- Written by: Israel Horovitz
- Original language: English
- Genre: One-act play • Theatre of the Absurd

Premiere
- Date premiered: November 11, 1967
- Place premiered: La MaMa New York City

= Line (play) =

1967 one-act play by Israel Horovitz

Line is a 1967 one-act play by Israel Horovitz, his first play produced. It is an absurdist drama about 5 people waiting in line for an event (what event it is, is never made clear—several of the characters' stated expectations contradict the others). Each of the characters uses their wiles in an attempt to be first in line, getting more and more vicious as the play continues.
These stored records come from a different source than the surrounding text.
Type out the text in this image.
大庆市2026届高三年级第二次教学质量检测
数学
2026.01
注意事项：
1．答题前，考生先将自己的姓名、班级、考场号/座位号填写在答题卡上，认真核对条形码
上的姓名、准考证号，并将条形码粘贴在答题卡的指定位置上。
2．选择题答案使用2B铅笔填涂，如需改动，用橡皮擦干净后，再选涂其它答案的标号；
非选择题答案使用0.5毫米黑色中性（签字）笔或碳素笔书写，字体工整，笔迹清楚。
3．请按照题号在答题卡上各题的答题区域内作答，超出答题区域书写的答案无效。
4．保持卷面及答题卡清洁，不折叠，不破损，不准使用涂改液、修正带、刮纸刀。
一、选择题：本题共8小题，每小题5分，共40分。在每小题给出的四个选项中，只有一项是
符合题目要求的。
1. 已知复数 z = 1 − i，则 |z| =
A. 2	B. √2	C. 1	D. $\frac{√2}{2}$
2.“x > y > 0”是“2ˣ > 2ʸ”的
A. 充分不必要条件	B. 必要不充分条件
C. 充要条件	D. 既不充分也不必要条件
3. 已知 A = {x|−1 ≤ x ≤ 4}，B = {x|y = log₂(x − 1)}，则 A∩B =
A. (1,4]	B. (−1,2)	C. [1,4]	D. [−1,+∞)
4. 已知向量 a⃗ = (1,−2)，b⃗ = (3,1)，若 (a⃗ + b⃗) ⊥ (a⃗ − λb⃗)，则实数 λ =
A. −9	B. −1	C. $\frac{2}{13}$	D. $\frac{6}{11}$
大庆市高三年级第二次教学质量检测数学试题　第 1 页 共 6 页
A revival of Line is the longest-running Off-Off-Broadway show on the boards, having played continuously at the 13th Street Repertory Theatre from 1974 to 2018. After 43 years of the revival (the original production opened at LaMama in 1967), the show closed January 1, 2018 at the 13th Rep in a production directed by Jay Michaels and produced by Mary Elizabeth Micari.

==Characters==
- Fleming - A baseball fan, he has been waiting all night at the front of the line (apparently for tickets to a baseball game). He is rather slow-witted and easily manipulated out of first place.
- Stephen - A young handsome man who looks like James Dean (according to Molly). He is an obsessive fan of Mozart. He is very verbal and confuses people (especially Fleming) with doubletalk.
- Molly - The lone female of the piece, a voluptuous woman. She uses her sexuality to lure the men out of the front spot. This is stylized by her dancing and singing with each man.
- Dolan - A philosopher who only looks out for himself. He puts forth his "Underdog" theory- when you're under the dog, that's the easiest time to kick him in the balls.
- Arnall - Molly's cuckold husband. A milquetoast who is afraid of germs. The one time in the play he actually gets to the front of the line, he abdicates in favor of another so he won't be hurt. He claims his parents and grandmother made up his name because they couldn't decide whether to name him ARthur, NAthan, or LLoyd.

== Notable former cast members ==
- Stephen - Liche Ariza / Richard Dreyfuss / Jonathan Harper Schlieman / Ben Davis / Michael Mercandetti / Emmanuel Todorow / Jason Rosette / Darin Guerasio / Gavin Walker Smith/ Kyle Cassady / Cory Moreno / Gary Clare
- Molly - Eloise Ayala / Ruthellen Cheney / Amy Hoerler / Duvall O'Steen / Deidre Schweisow / Sarah Wolfman-Robichaud / Jennifer Johnson / Naheed Khan / Heather Knox / Therese Fretwell / Hella Bel / Lowrie Fawley / Giulia Martinelli
- Arnall - Kevin Herbst / Travis Pappy / Timothy J. Cox / Roy Aaron / Gavin Walker Smith / Blake Catherwood / Neil Feigeles / Dirk Burns / Eric Paterniani / Freddie Stevens / Trip Collins / Mark Koenig / Steven F. Samuelian
- Fleming - Joe Wortman / Brian Lang / Chazz Palminteri / Jeremy Rosen / Patrick Maloney/ David Cochrane / E Gavin Walker Smith / Kristian Leavy / Brad Holbrook / Jose Antonio / Nick Luna / Jeffrey Hahn/ Ed Crane
- Dolan - John Cazale / Christopher Meloni / Reinhard Lentes / David Cochrane / Nixon Cesar / John Palotta / Gavin Walker Smith / Timothy J. Cox / Kenneth McKenzie / Tom O'Neil / Jose Antonio / Mikal Saint George / Alex Falcao /John Fitzgerald/ Greg Vorob

===Cast notes===
- Playwright Israel Horovitz appeared as Stephen in the first production of the play at La MaMa Experimental Theatre Club, when another actor had to drop out at the last minute.
- This was Richard Dreyfuss' first play as an actor.